# Brake Dust



## sciphi (Aug 26, 2011)

At least the pads on my US-spec Cruze don't dust that much at all. For OEM pads they're really quite good. They stop well, don't dust that much, and are silent as mice. 

What pads do you have available in Oz? I'm guessing the pads we have here in the States aren't the same at all...


----------



## grs1961 (Oct 23, 2012)

Mines done 50,000 km, and the dust on the alloys is bloody awful, I just wash it (well, have it washed) every month or six weeks or so.

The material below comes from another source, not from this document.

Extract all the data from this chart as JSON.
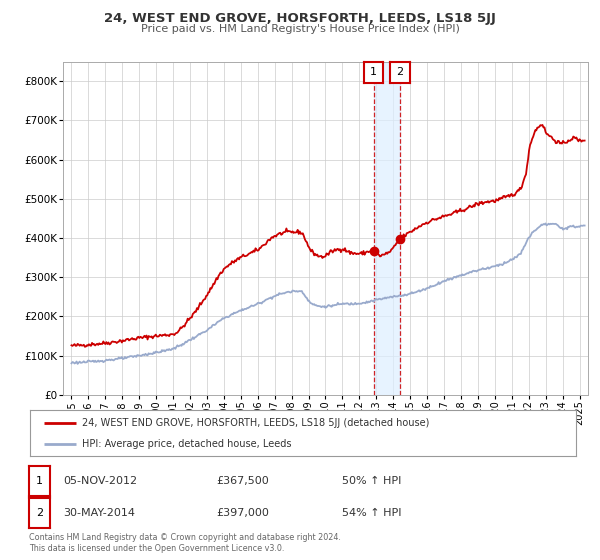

The next time it's due for a change in pads I might have a look around,for the moment it's just running whatever the eejits at Booran Holden put in it.


----------



## obermd (Mar 3, 2012)

My 2012 Eco has very little brake dust. My Montana had a lot. It really depends on the brake pad material.


----------



## Sunline Fan (Jul 29, 2012)

I get a little bit over the course of a week. I can see that I'm cleaning some off the front wheels when I wash, but it isn't all that bad, especially considering the stop and go traffic I deal with.


Sent from my iPhone using AutoGuide.com Free App


----------



## GoldenCruze (Dec 18, 2011)

I have four wheel disk, but brake dust isn't a real issue because the factory rims are black on the side nearest the brakes, which helps to hid the dust on them. Dust from the brake pads is just shows that the pad is working as designed. When disk brakes were originally developed with didn't have these see through rim designs that we have now, so dust wasn't an issue. It was solid wheels and wheel covers. When looking around for a pad that might shed less dust, keep in mind the specs required for your car to stop properly.


----------



## novaol (Dec 28, 2012)

I don't know about you guys but the car I bought (Cruze LS) from Korea have tons of brake dust after 3 days of use.. Don't know why the original brake pads produces so much dust.. Sheesh!

Novaol - Cruze member from Singapore


----------